As a congressional probe continues to dig into the financial inner workings of the Saudi Arabia Public Investment Fund, some interesting facts have surfaced on the size of the sovereign fund and its growth under governor Yasir al-Rumayyan.
On Wednesday, Sen. Richard Blumenthal, the chair of the U.S. Senate Permanent Subcommittee on Investigations, issued a subpoena to PIF’s wholly-owned U.S. subsidiary in search of documents that would pertain to PIF’s deal with the PGA Tour.
According to a memorandum from Blumenthal, D-Conn., after al-Rumayyan took control of the fund back in 2015, it grew from 40 employees to nearly 1,500 employees (as of 2021). Also, the fund now has $776 billion in assets under management, up more than five times from the $152 billion it had under its directive in 2015.
According to Blumenthal, this growth, some through holdings in American-based companies, should make the governor eligible for questioning by the subcommittee.
“The Saudi’s Public Investment Fund cannot have it both ways: if it wants to engage with the United States commercially, it must be subject to United States law and oversight,” Blumenthal said. “That oversight includes this Subcommittee’s inquiry.”
According to the memo, a move for PIF to obtain a large stake in the PGA Tour is just the latest of a series of shielded investments that should be raising eyebrows.
From the memo:
Visibility into PIF’s U.S.-based investments is greatly limited. The only information that PIF must report to the public about its U.S. investments is through required disclosures of investments in publicly-traded companies to the U.S. Securities and Exchange Commission (SEC). These disclosures show that PIF’s public U.S. holdings have increased from $2.3 billion in March 2019 to $35.5 billion in March 2023. This $35.5 billion-dollar figure does not include the disclosure of private transactions. …
This lack of visibility is troubling for a number of reasons. First, there is potential to use investment to suppress unfavorable narratives about Saudi Arabia. For example, just this week reports emerged stating that Vice Media removed an unfavorable documentary regarding Crown Prince Mohammed bin Salman after it merged with a Saudi Arabian government-owned media company. Determining whether there are connections between investment and the suppression of speech and guarding against their intended effects is impossible without knowing where and how Saudi Arabia is invested in the United States, and much of its investment is through PIF. Beyond outright suppression of potentially negative press, investment can also be used as a tool of influence to promote positive stories and thereby suppress or distract from negative ones.

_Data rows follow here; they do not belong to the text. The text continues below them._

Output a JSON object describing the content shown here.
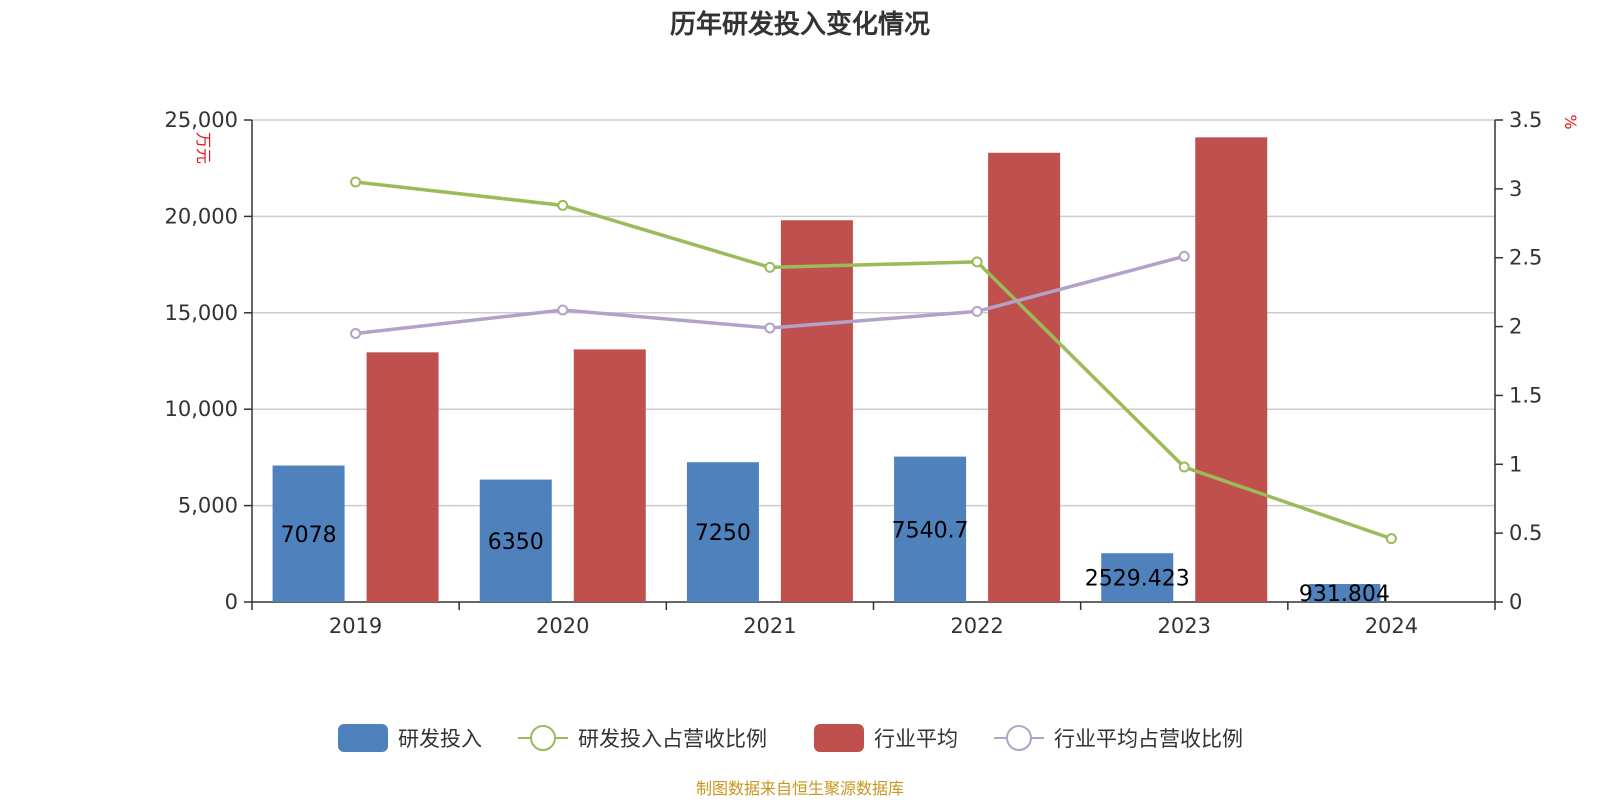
{
  "chart_data": {
    "type": "bar",
    "title": "历年研发投入变化情况",
    "categories": [
      "2019",
      "2020",
      "2021",
      "2022",
      "2023",
      "2024"
    ],
    "y_left": {
      "label": "万元",
      "ylim": [
        0,
        25000
      ],
      "ticks": [
        "0",
        "5,000",
        "10,000",
        "15,000",
        "20,000",
        "25,000"
      ]
    },
    "y_right": {
      "label": "%",
      "ylim": [
        0,
        3.5
      ],
      "ticks": [
        "0",
        "0.5",
        "1",
        "1.5",
        "2",
        "2.5",
        "3",
        "3.5"
      ]
    },
    "series": [
      {
        "name": "研发投入",
        "type": "bar",
        "axis": "left",
        "color": "#4f81bd",
        "values": [
          7078,
          6350,
          7250,
          7540.7,
          2529.423,
          931.804
        ],
        "labels": [
          "7078",
          "6350",
          "7250",
          "7540.7",
          "2529.423",
          "931.804"
        ]
      },
      {
        "name": "研发投入占营收比例",
        "type": "line",
        "axis": "right",
        "color": "#9bbb59",
        "values": [
          3.05,
          2.88,
          2.43,
          2.47,
          0.98,
          0.46
        ]
      },
      {
        "name": "行业平均",
        "type": "bar",
        "axis": "left",
        "color": "#c0504d",
        "values": [
          12950,
          13100,
          19800,
          23300,
          24100,
          null
        ]
      },
      {
        "name": "行业平均占营收比例",
        "type": "line",
        "axis": "right",
        "color": "#b3a2c7",
        "values": [
          1.95,
          2.12,
          1.99,
          2.11,
          2.51,
          null
        ]
      }
    ],
    "grid": true,
    "legend": "bottom"
  },
  "source_note": "制图数据来自恒生聚源数据库"
}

PIF’s PGA Tour investment fits in this bucket because it appears to be a classic attempt at a practice known as “sportswashing,” a “phenomenon whereby political leaders use sports to appear important or legitimate on the world stage while stoking nationalism and deflecting attention from chronic social problems and human-rights woes on the home front.” More visibility about PIF’s U.S. investments is also needed to guard against efforts like this and to allow Americans to know the true source of favorable reporting.
Earlier this month, PIF retained a high-powered Washington D.C. lobbying firm to help shield Yasir Al-Rumayyan from having to speak publicly. The firm marked the sovereign fund’s pushback against the probe, insisting that some of the inquiry is subject to immunity.
In June, the PGA Tour announced groundbreaking news that it was forming a new commercial entity with the goal of unifying golf with the help of PIF.
From the PGA Tour’s release: “The parties have signed an agreement that combines PIF’s golf-related commercial businesses and rights (including LIV Golf) with the commercial businesses and rights of the PGA Tour and DP World Tour into a new, collectively owned, for-profit entity to ensure that all stakeholders benefit from a model that delivers maximum excitement and competition among the game’s best players.”
PIF was expected to make an investment into the new entity “to facilitate its growth and success” and will initially be the exclusive investor alongside the PGA Tour, LIV Golf and the DP World Tour. PIF will also have the exclusive right to further invest in the new entity, including a right of first refusal on any new capital that may be invested in the entity.